Getting started with playing samples

Tip: You can enlarge any screen shot on this page by clicking on it.

Tip: Mopis doesn't play back a sample-- it reconstructs the sample. So Mopis may work differently from other samplers.

Step one: Start with an empty program

Here are two ways to get an empty program.

Whichever you choose, when you're done, the Timbre page will look like this:

Resetting an empty program.

Resetting an empty program.

Step two: Load a sample

Mopis expects a sample to have a single, definite pitch-- like a single human voice or a single note from an instrument. Samples such as a chord or a noisy cymbal may not work the way you expect.

Tip: Feel free to try any sample with Mopis, even ones that do not have a single definite pitch. There's always the possibility of getting a new sound you've never heard before. At worst, you'll just get garbage, but you won't break anything.

To start, try a clip of human voice. You can use your own sample or use ours:

Listen: human voice sample

Now load the sample:

Loading the sample may take a little time. Mopis has to analyze the sample and perform some calculations before you can play with it. Once you save the sample in a Mopis program or bank, Mopis doesn't have to re-analyze it, so next time loading the sample will be quick.

When your sample loads successfully, you'll see a graphic like this:

Loading a sample.

Loading a sample.

Step three: Play some notes.

That's it. Just play some notes to hear your sample.

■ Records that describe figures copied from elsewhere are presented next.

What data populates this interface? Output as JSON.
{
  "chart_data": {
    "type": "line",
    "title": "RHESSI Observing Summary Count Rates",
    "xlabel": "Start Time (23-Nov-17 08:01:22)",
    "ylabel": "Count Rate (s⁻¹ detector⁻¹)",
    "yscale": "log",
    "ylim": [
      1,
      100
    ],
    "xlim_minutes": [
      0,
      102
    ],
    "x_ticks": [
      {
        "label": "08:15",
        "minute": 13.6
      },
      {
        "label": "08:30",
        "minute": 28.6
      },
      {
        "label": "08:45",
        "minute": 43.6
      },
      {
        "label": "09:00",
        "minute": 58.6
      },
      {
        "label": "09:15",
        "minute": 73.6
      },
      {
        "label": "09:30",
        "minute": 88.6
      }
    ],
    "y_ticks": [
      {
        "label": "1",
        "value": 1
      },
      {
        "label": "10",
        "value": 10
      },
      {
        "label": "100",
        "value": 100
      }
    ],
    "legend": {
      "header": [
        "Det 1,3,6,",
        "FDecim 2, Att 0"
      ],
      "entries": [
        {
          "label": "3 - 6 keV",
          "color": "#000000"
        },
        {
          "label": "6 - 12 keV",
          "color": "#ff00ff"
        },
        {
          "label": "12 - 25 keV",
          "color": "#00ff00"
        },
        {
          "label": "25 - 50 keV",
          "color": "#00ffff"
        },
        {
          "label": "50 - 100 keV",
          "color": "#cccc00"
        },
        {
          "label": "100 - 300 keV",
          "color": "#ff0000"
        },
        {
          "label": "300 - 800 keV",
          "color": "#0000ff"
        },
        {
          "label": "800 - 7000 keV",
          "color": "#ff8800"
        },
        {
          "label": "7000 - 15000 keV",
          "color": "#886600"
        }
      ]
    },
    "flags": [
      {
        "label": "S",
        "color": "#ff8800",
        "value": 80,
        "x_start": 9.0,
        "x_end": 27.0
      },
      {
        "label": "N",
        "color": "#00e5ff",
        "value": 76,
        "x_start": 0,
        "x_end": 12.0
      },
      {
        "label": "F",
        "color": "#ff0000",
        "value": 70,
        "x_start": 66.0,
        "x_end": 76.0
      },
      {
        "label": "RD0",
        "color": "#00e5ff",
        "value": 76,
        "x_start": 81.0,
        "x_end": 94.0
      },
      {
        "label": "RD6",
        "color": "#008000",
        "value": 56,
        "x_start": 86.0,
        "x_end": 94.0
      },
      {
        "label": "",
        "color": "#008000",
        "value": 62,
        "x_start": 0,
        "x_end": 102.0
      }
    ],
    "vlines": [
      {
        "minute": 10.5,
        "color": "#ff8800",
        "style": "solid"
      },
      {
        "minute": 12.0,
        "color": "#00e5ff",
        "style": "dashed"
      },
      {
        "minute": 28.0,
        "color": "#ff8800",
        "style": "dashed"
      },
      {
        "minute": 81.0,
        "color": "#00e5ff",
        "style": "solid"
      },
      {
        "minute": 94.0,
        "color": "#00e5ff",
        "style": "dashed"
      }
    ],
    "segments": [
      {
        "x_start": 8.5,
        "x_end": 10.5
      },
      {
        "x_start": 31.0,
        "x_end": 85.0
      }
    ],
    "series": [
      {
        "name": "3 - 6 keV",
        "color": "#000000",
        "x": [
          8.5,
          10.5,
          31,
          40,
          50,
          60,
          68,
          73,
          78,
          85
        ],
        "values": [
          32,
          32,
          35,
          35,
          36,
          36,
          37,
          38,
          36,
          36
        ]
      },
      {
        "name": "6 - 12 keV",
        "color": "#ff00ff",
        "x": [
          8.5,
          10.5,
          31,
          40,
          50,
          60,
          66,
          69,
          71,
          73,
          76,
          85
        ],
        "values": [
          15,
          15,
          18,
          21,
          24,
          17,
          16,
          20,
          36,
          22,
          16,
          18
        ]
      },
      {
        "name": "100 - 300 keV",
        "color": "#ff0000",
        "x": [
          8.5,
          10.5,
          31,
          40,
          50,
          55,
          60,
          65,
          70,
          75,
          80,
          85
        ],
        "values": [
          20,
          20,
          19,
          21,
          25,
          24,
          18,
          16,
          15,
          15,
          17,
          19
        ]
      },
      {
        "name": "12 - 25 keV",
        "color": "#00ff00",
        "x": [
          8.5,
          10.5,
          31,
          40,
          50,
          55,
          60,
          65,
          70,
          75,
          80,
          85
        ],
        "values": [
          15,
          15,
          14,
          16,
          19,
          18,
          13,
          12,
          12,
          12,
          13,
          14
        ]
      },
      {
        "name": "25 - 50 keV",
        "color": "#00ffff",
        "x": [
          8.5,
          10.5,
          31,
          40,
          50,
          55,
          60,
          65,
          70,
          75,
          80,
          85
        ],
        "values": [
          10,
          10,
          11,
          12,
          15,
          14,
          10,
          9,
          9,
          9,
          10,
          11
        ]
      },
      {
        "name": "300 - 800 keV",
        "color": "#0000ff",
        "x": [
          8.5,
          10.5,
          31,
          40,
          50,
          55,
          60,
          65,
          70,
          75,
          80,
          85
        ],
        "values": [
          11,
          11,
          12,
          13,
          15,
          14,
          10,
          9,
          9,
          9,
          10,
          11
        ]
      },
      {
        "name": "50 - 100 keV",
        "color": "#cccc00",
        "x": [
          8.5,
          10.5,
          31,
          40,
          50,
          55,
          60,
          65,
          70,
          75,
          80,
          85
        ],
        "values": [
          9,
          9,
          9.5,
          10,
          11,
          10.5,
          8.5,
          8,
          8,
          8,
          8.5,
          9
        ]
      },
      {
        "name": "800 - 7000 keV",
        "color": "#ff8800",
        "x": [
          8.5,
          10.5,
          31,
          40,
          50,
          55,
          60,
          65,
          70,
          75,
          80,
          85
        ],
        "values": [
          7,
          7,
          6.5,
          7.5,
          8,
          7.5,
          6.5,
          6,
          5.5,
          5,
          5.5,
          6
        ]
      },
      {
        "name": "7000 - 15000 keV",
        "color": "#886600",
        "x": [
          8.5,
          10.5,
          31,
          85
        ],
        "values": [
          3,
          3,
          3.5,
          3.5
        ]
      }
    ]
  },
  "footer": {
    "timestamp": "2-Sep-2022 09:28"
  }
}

One thing may surprise you when you start to play: Mopis thinks musically. Our sample sound is the G above middle C. On other samplers, if you play middle C, you'll hear the G exactly as it was recorded. With Mopis, if you play middle C, you'll hear .. middle C.

That's what we mean by musically intuitive. The note you play is the note you get.

The sample will sound best within about an octave up or down from the original pitch, so you may want to try different octaves until you find a comfortable range.

Now that you're making sound, you can start tweaking. Some things for you to try:

If you want to...Follow the steps at...
Slow down or speed up your samplePlaying with speed
Loop your sampleLooping samples
Play melodies with your sampleUsing legato playback
Play with vibratoAdding vibrato

Tip: Many of the controllers are sliders. For finer control, hold the shift key down when you move the slider with your mouse.

Playing with speed

  • Set OSC1 Speed to 50% and play a long note. You'll hear your sample played at half its original speed.
  • Set OSC1 Speed to 150% and play a long note. You'll hear your sample played 50% faster than its original speed.

You can even adjust the speed control while a note is playing.

Also, you can manually control the playback rate:

  • Set OSC1 Speed to 0%.
  • Hold down a note.
  • While the note is playing, slowly slide OSC1 Offset from 0% to 100% and then back to 0%.

Before trying the other examples, return OSC1 Speed to 100% and OSC1 Offset to 0%.

Looping samples

  • Open the Timbre page.
  • Set OSC1 LpBeg (loop begin) to 0%.
  • Set OSC1 LpLen (loop length) to 100%.
  • Switch OSC1 Loop to On.
  • Hold down a note. You'll hear the whole sample repeat until you release it.

You can also loop just a small portion of a sample:

  • Set OSC1 LpBeg to 15%.
  • Set OSC1 LpLen to 0%.
  • Hold down another note. You'll hear just a tiny part of the sample repeat.

Unlike with other samplers, we didn't have to do anything to remove a click in the sample loop. With Mopis, close is good enough for loop points.

Using legato playback

  • Open the Timbre page.
  • If your sample is short, slow it down by setting OSC1 Speed to 50%.
  • In the Voice panel, set Legato to On.
  • In the Voice panel, set Porta to 4.
  • Play a melody in a legato style. You'll hear the sample slide from one pitch to the next rather than restart for each note.

What do we mean by "legato style?" Play a note and hold it down until after you play the second note.

Setting up legato playback.

Setting up legato playback.

You can also use the pitch bend wheel to slide between pitches.

Adding vibrato

  • Open the Timbre page.
  • Set LFO1 to Tri.
  • Set Freq1 to about 3.
  • Open the Assign page.
  • In the first row of the assign table, set the source to "LFO1".
  • Set the destination to "OSC1 Finetune".
  • Set the modulation slider to 20%.
Setting up LFO1.

Setting up LFO1.

Creating vibrato.

Creating vibrato.

If you want more control over the vibrato effect, you can control it with the mod wheel:

  • Open the Assign page.
  • In the first row of the assign table, return the slider to 0%.
  • In the second row of the assign table, set the source to "Mod wheel."
  • In the second row, set the destination to "Assign 1 modulation amount."
  • In the second row, set the slider to 20%.

When you're done, the assign table will look like this:

Controlling vibrato with the mod wheel.

Controlling vibrato with the mod wheel.

Now you can use the mod wheel to adjust the amount of vibrato while a note is playing.